Stanley B. Prusiner won the Nobel Prize for Physiology or Medicine in 1997 for the hypothesis that prions cause these fatal brain disorders. The proposed disease mechanism has remained controversial, however.

Soto's group bases its claim on the results of an experiment involving hamsters. The researchers homogenized brains from animals infected with scrapie, diluted the mixture, and added it to brain homogenate from healthy hamsters.

The scrapie prion proteins (PrPSc) from the diseased brains induced normal prion proteins from the healthy brains to misfold, converting their native -helical structures into β-sheets. The misfolded prions formed clumps, which were broken apart with sound waves. The smaller clumps induced further misfolding.

After several cycles of misfolding, clumping, and clump breaking, the original PrPSc was so diluted that essentially none of it was present in the final samples.

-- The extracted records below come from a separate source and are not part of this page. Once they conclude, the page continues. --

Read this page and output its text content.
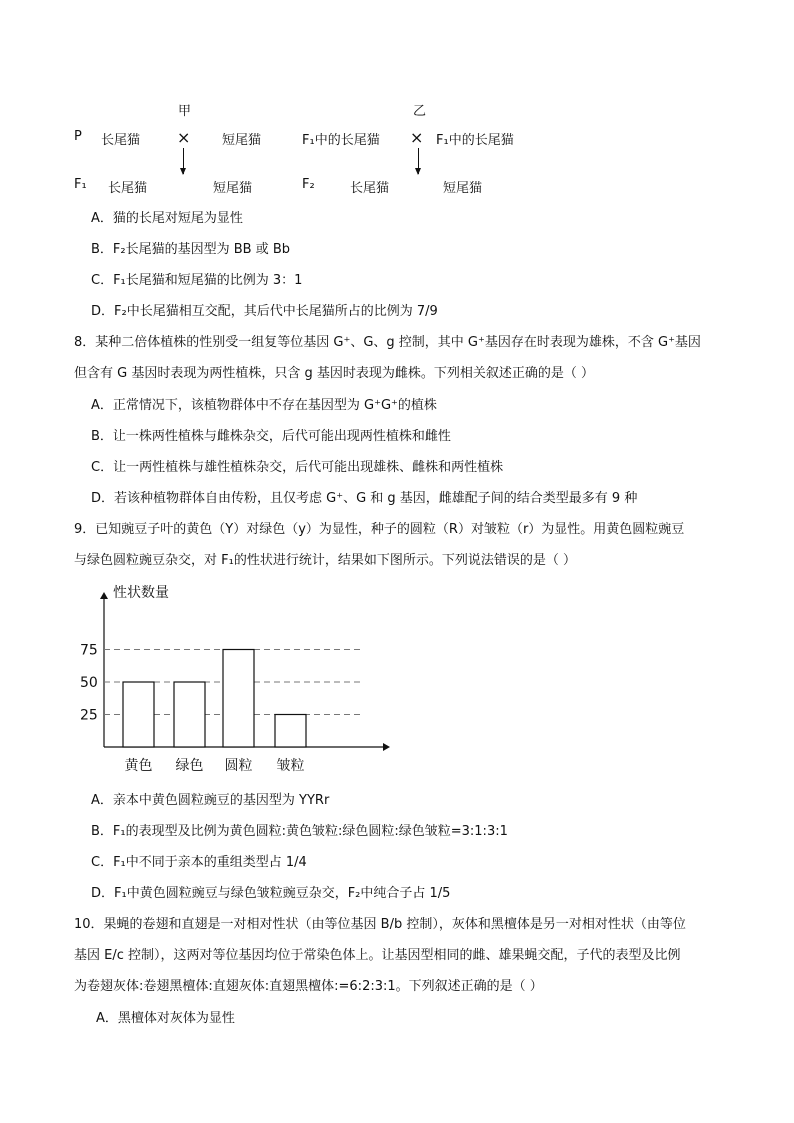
甲	乙
P 长尾猫 × 短尾猫	F₁中的长尾猫 × F₁中的长尾猫
F₁ 长尾猫	短尾猫	F₂	长尾猫	短尾猫
A．猫的长尾对短尾为显性
B．F₂长尾猫的基因型为 BB 或 Bb
C．F₁长尾猫和短尾猫的比例为 3：1
D．F₂中长尾猫相互交配，其后代中长尾猫所占的比例为 7/9
8．某种二倍体植株的性别受一组复等位基因 G⁺、G、g 控制，其中 G⁺基因存在时表现为雄株，不含 G⁺基因
但含有 G 基因时表现为两性植株，只含 g 基因时表现为雌株。下列相关叙述正确的是（ ）
A．正常情况下，该植物群体中不存在基因型为 G⁺G⁺的植株
B．让一株两性植株与雌株杂交，后代可能出现两性植株和雌性
C．让一两性植株与雄性植株杂交，后代可能出现雄株、雌株和两性植株
D．若该种植物群体自由传粉，且仅考虑 G⁺、G 和 g 基因，雌雄配子间的结合类型最多有 9 种
9．已知豌豆子叶的黄色（Y）对绿色（y）为显性，种子的圆粒（R）对皱粒（r）为显性。用黄色圆粒豌豆
与绿色圆粒豌豆杂交，对 F₁的性状进行统计，结果如下图所示。下列说法错误的是（ ）
性状数量
25
50
75
黄色 绿色 圆粒 皱粒
A．亲本中黄色圆粒豌豆的基因型为 YYRr
B．F₁的表现型及比例为黄色圆粒:黄色皱粒:绿色圆粒:绿色皱粒=3:1:3:1
C．F₁中不同于亲本的重组类型占 1/4
D．F₁中黄色圆粒豌豆与绿色皱粒豌豆杂交，F₂中纯合子占 1/5
10．果蝇的卷翅和直翅是一对相对性状（由等位基因 B/b 控制），灰体和黑檀体是另一对相对性状（由等位
基因 E/c 控制），这两对等位基因均位于常染色体上。让基因型相同的雌、雄果蝇交配，子代的表型及比例
为卷翅灰体:卷翅黑檀体:直翅灰体:直翅黑檀体:=6:2:3:1。下列叙述正确的是（ ）
A．黑檀体对灰体为显性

The researchers injected the resulting prions into the brains of healthy hamsters, which developed scrapie symptoms and died.

Neuropathologists at Case Western Reserve University applaud the work but say it doesn't offer ultimate proof.

"Although the study makes significant progress toward proving the prion hypothesis, it still falls a bit short of achieving this goal," write Wen-Quan Zou and Pierluigi Gambetti in a commentary. "For example, the possibility remains that RNA or other molecules present in the original brain preparation might be amplified along with PrPSc and might play a critical role in conferring infectivity ... to the new PrPSc."